Художник Андрей Бондаренко

© Гинзбург Л.В., наследники
© Бондаренко А.Л., макет, вклейка
© ООО “Издательство АСТ ”
Лев Гинзбург
Знаменитый, энциклопедически образованный переводчик-виртуоз и публицист Лев Владимирович Гинзбург (1921–1980) был одной из ключевых фигур в художественной культуре советского времени. Он подарил нашим соотечественникам русские версии многих стихотворений, составивших славу немецкой литературы. Народные песни и баллады, средневековая лирика бродячих школяров, поэзия времен Тридцатилетней войны (1618–1648), классическое наследие Гёте, Шиллера и Гейне в сочетании с произведениями современников, от популярного Брехта до малоизвестных в России авторов, – все эти сокровища словесности нашли живой отклик в сердцах читателей. Благодаря переводу Гинзбурга едва ли не каждый в нашей стране знает строки студенческого гимна: “Во французской стороне / на чужой планете / предстоит учиться мне / в университете”. А многое ли нам известно о человеке, нашедшем для этого старинного стихотворения точные и запоминающиеся русские слова?
Лев Гинзбург родился 24 октября 1921 года в семье московского юриста. Первые шаги в литературе – благодаря детской студии под руководством поэта Михаила Светлова – будущий филолог сделал еще в школьные годы. В 1939 году он поступил в ИФЛИ (Московский институт философии, литературы и истории), но вскоре был призван в армию и завершил образование в Московском университете лишь после войны. К концу 1940-х годов относятся первые заметные переводческие работы Гинзбурга, а их многочисленные сборники начали печатать уже в следующем десятилетии. Поэтесса и переводчица Ирина Гинзбург-Журбина писала о наследии отца: “Родись мой отец в другое, вольное, время, то безусловно стал бы ярким, самобытным поэтом. Но в пору безвременья и духовного гнета стихотворный перевод давал ему уникальную возможность выразить свои сокровенные мысли, высказать свою ненависть к рабству…”. С середины 1950-х поэтические книги сопровождает проза, насыщенная размышлениями о чудовищных катастрофах духа, свидетелем которых стал поэт-фронтовик.
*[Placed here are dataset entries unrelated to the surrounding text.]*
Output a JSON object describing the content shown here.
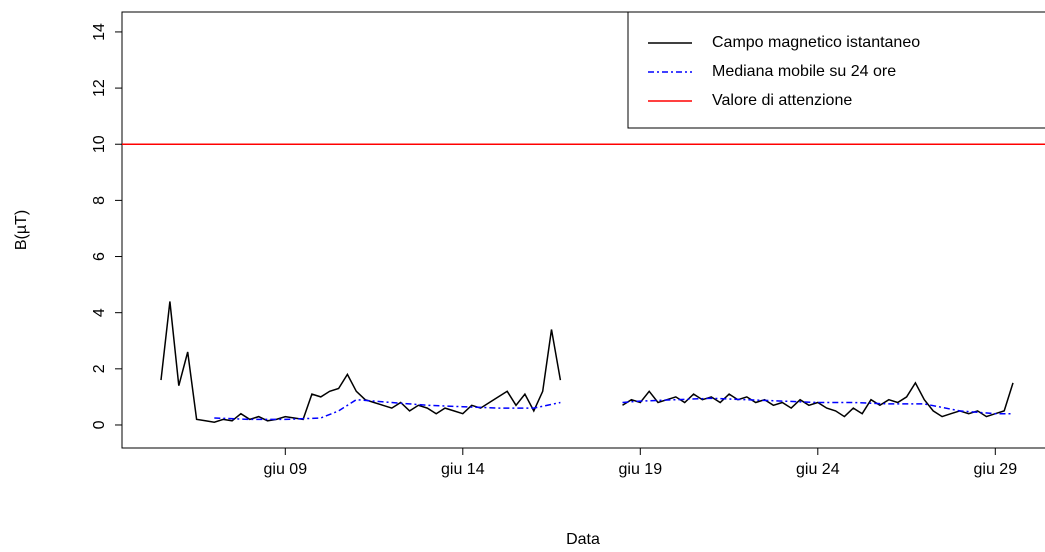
{
  "chart_data": {
    "type": "line",
    "x_label": "Data",
    "y_label": "B(µT)",
    "xlim": [
      4.4,
      30.4
    ],
    "ylim": [
      -0.82,
      14.71
    ],
    "xticks": [
      {
        "value": 9,
        "label": "giu 09"
      },
      {
        "value": 14,
        "label": "giu 14"
      },
      {
        "value": 19,
        "label": "giu 19"
      },
      {
        "value": 24,
        "label": "giu 24"
      },
      {
        "value": 29,
        "label": "giu 29"
      }
    ],
    "yticks": [
      0,
      2,
      4,
      6,
      8,
      10,
      12,
      14
    ],
    "legend": "top-right",
    "series": [
      {
        "name": "Campo magnetico istantaneo",
        "color": "#000000",
        "dash": "solid",
        "x": [
          5.5,
          5.75,
          6.0,
          6.25,
          6.5,
          6.75,
          7.0,
          7.25,
          7.5,
          7.75,
          8.0,
          8.25,
          8.5,
          8.75,
          9.0,
          9.25,
          9.5,
          9.75,
          10.0,
          10.25,
          10.5,
          10.75,
          11.0,
          11.25,
          11.5,
          11.75,
          12.0,
          12.25,
          12.5,
          12.75,
          13.0,
          13.25,
          13.5,
          13.75,
          14.0,
          14.25,
          14.5,
          14.75,
          15.0,
          15.25,
          15.5,
          15.75,
          16.0,
          16.25,
          16.5,
          16.75,
          17.5,
          18.5,
          18.75,
          19.0,
          19.25,
          19.5,
          19.75,
          20.0,
          20.25,
          20.5,
          20.75,
          21.0,
          21.25,
          21.5,
          21.75,
          22.0,
          22.25,
          22.5,
          22.75,
          23.0,
          23.25,
          23.5,
          23.75,
          24.0,
          24.25,
          24.5,
          24.75,
          25.0,
          25.25,
          25.5,
          25.75,
          26.0,
          26.25,
          26.5,
          26.75,
          27.0,
          27.25,
          27.5,
          27.75,
          28.0,
          28.25,
          28.5,
          28.75,
          29.0,
          29.25,
          29.5
        ],
        "values": [
          1.6,
          4.4,
          1.4,
          2.6,
          0.2,
          0.15,
          0.1,
          0.2,
          0.15,
          0.4,
          0.2,
          0.3,
          0.15,
          0.2,
          0.3,
          0.25,
          0.2,
          1.1,
          1.0,
          1.2,
          1.3,
          1.8,
          1.2,
          0.9,
          0.8,
          0.7,
          0.6,
          0.8,
          0.5,
          0.7,
          0.6,
          0.4,
          0.6,
          0.5,
          0.4,
          0.7,
          0.6,
          0.8,
          1.0,
          1.2,
          0.7,
          1.1,
          0.5,
          1.2,
          3.4,
          1.6,
          null,
          0.7,
          0.9,
          0.8,
          1.2,
          0.8,
          0.9,
          1.0,
          0.8,
          1.1,
          0.9,
          1.0,
          0.8,
          1.1,
          0.9,
          1.0,
          0.8,
          0.9,
          0.7,
          0.8,
          0.6,
          0.9,
          0.7,
          0.8,
          0.6,
          0.5,
          0.3,
          0.6,
          0.4,
          0.9,
          0.7,
          0.9,
          0.8,
          1.0,
          1.5,
          0.9,
          0.5,
          0.3,
          0.4,
          0.5,
          0.4,
          0.5,
          0.3,
          0.4,
          0.5,
          1.5
        ]
      },
      {
        "name": "Mediana mobile su 24 ore",
        "color": "#0000ff",
        "dash": "dashdot",
        "x": [
          7,
          8,
          9,
          10,
          10.5,
          11,
          12,
          13,
          14,
          15,
          16,
          16.75,
          17.5,
          18.5,
          19,
          20,
          21,
          22,
          23,
          24,
          25,
          26,
          27,
          28,
          29,
          29.5
        ],
        "values": [
          0.25,
          0.2,
          0.2,
          0.25,
          0.5,
          0.9,
          0.8,
          0.7,
          0.65,
          0.6,
          0.6,
          0.8,
          null,
          0.8,
          0.85,
          0.9,
          0.95,
          0.9,
          0.85,
          0.8,
          0.8,
          0.75,
          0.75,
          0.5,
          0.4,
          0.4
        ]
      }
    ],
    "hlines": [
      {
        "name": "Valore di attenzione",
        "color": "#ff0000",
        "value": 10
      }
    ]
  }
}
Воспоминания Гинзбурга “…Разбилось лишь сердце мое” были отданы в печать после его смерти, наступившей 17 сентября 1980 года. Так уникальные мемуары филолога стали итогом его жизни, его завещанием. Впервые публикуемые без издательских и цензурных сокращений, они позволяют задуматься о сути переводческой деятельности, ее задачах и традициях, рассмотреть не только литературные процессы, но и историческую панораму XX века, сохраненную в творческой памяти проницательного наблюдателя, а главное – увидеть за строками стихотворений неповторимую личность, живую и мятущуюся, бесконечно любящую, страдающую от одиночества и оставляющую нам в наследство бесценный словесный дар.
Юлиана Каминская
…Разбилось лишь сердце моё
И это вот что означало:Все человечество кричалоИ в исступлении звалоИзбыть содеянное зло…Вольфрам фон Эшенбах. ПарцифальНесчастие – самая плохая школа!
Герцен. Былое и думыОт автора
О чем эти записи? Рассуждения о труде переводчика поэзии? Страницы воспоминаний? Серия литературных и житейских новелл? Затрудняюсь ответить…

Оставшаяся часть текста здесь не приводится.